In the institute, we were treated to sample activities that students of any age can benefit from, such as, naming a feeling. Simply saying “I get angry when…” can be a first step toward “managing” feelings, that is, being able to appropriately voice them and respectfully listen to others. Without this basic awareness and skill, students may be at a loss when it comes time to trust creative instincts. They might shrink from challenge. They might not risk being wrong. This can damage self-esteem, and impact school performance. School leaders are starting to take SEL more seriously since research has shown ties to academic success.

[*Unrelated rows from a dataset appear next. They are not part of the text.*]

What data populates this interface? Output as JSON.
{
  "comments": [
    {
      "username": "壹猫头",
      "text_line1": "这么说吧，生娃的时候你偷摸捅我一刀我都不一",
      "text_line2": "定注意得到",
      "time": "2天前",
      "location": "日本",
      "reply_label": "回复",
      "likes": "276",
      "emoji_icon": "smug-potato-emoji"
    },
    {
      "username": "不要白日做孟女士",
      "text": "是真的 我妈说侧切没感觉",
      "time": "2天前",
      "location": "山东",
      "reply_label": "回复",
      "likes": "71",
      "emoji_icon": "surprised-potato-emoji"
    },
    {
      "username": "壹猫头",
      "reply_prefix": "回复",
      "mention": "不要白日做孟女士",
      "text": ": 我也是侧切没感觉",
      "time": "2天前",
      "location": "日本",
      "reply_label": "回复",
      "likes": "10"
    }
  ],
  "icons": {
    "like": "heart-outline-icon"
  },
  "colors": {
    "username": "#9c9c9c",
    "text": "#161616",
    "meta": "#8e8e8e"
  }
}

Unpacking the emotional backpack can give students awareness and skills they need, like resilience to bounce back in the face of challenge. This seems a persuasive rationale for SEL — it nurtures a “growth” vs. a “fixed” mindset, demonstrating a link between student academic success and emotional approaches to challenge.
I found the following quote from Stanford researcher, Carol Dweck, explaining this further: “When we teach people the growth mindset, with its focus on development, these ideas about challenge and effort follow. Similarly, it’s not just that some people happen to dislike challenge and effort. When we (temporarily) put people in a fixed mindset, with its focus on permanent traits, they quickly fear challenge and devalue effort.” (p. 10)
This flexible mindset is seen as essential for innovation, key to our work at ISKME and critical to my work as an artist and a parent. By cultivating awareness of one’s emotional backpack over time in a trusted setting, teachers and others can enable students to recognize options and reach for new opportunities. This awareness can nurture tolerance for others’ differences and greater understanding around issues of identity. For middle schoolers, this is key, as experimenting with identity and self-esteem makes up a critical component of their development and their school experience.
This work is not to be confused with therapy or counseling. It doesn’t require being a psychologist to be open to social and emotional issues, to celebrate uniqueness and diversity in the classroom. It does require informed awareness and courage, and a commitment to change. I plan to keep unpacking.